Peters, who won a Pulitzer Prize in 1972 for his editorial cartoons but achieved more widespread fame for his “Mother Goose & Grimm” cartoon series, received a Bachelor of Fine Arts from the University in 1965. He will return to his alma mater on May 18 to address this year’s graduating class and receive an honorary Doctor of Humane Letters degree.
While many students are looking forward to his address, a number of them have also voiced disappointment with his lack of name recognition.
“I don’t think I was excited or unexcited. I was like ‘Oh, it’s too bad it’s not someone I’ve heard of,’” senior Seth Berkman said. “As long as he’s got something good to say, it’ll be fine. Only if your graduation speaker is truly spectacular does it make a big difference in the day.”
Peters’ cartoons have appeared in publications ranging from Newsweek and TIME magazines to the University’s own Student Life, where he spent four years on staff as a cartoonist.
He has given lectures at Washington University three times in the past three decades through the school’s Assembly Series. Ten years ago, he was honored with a star on the St. Louis Walk of Fame on Delmar Boulevard.
Senior Genna Morton said that although she has not yet read any of his comics, she hopes to catch up on them before his address. While she was not initially excited about Wrighton naming him as the commencement speaker, she is hopeful that it will turn out well.
“I’m a little bit disappointed that I didn’t know who he was when he was announced and I think that a lot of people were looking for a recognition factor, but I’ve also heard that the speakers who are less famous tend to be funnier and more engaging with students, so it’s hard to tell how he’ll do,” Morton said.

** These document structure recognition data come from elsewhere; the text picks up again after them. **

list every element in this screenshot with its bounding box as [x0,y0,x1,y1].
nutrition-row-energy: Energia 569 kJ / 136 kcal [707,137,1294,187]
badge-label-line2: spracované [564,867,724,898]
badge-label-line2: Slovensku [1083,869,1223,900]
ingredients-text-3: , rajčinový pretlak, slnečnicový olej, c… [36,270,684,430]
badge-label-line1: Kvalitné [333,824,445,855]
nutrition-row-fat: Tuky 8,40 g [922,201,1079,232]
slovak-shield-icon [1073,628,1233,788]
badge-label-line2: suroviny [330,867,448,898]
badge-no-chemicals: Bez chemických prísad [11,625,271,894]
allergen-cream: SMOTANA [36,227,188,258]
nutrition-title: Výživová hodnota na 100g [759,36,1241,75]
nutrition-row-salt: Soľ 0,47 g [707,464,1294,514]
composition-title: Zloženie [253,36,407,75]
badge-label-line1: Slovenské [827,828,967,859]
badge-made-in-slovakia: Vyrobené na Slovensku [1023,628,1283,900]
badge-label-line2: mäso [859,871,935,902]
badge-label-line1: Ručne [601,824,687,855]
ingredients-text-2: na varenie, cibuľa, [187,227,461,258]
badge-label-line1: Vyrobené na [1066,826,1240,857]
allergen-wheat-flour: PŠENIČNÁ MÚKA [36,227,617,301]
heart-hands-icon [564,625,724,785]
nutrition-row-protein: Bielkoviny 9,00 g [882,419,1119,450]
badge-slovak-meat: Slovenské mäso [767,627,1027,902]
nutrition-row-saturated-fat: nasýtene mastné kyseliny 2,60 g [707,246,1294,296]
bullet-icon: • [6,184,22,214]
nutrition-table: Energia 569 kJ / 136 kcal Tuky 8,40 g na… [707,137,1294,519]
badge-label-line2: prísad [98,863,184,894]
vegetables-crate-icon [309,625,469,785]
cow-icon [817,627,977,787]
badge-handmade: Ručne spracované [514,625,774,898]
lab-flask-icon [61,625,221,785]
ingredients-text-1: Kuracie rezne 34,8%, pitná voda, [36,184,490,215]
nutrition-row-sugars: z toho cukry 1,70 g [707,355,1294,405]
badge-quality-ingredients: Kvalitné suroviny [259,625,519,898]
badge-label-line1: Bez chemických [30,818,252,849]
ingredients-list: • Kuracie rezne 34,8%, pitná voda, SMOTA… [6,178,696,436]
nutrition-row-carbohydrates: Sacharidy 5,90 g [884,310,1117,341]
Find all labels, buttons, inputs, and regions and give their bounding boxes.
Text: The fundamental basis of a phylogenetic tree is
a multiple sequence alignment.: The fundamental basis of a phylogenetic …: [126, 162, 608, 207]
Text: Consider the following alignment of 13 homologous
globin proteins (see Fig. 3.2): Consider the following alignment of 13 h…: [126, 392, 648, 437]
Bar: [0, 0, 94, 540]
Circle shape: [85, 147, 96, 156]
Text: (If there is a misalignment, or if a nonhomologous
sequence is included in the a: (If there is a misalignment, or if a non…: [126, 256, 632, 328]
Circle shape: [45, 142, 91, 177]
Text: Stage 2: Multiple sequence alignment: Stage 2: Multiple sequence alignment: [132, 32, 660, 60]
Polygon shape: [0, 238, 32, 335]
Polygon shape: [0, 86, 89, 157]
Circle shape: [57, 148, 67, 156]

Meanwhile David Brennan, a senior in the Sam Fox School of Design & Visual Arts who hopes to pursue a career in cartooning, said he and many of his peers are excited for the cartoonist to come to campus.
“I’m really excited about it because it’s kind of an affirmation that what I’m doing is a worthwhile thing to pursue,” he said. “I know he’s a funny guy—or so I’ve heard— so I think it’ll be a more interesting speech than somebody who’d be droning on about business or something.”
The selection for commencement speakers is a multistage process initiated by the University’s board of trustees. The board holds two meetings to narrow a field of nominees for honorary degrees before forwarding its selections to the chancellor, who then contacts individuals on that list that he would like to invite to speak.
“[Peters has] been involved in the national political theater as a cartoonist, and [he’s] someone who’s been well recognized for his achievements. And [he’s] someone who’s had a very positive experience at Washington University,” Rob Wild, assistant to the chancellor, said. “Sometimes when we have speakers who aren’t from the University, they’re great speakers, but they aren’t always familiar with the community in the way that Mike Peters will be.”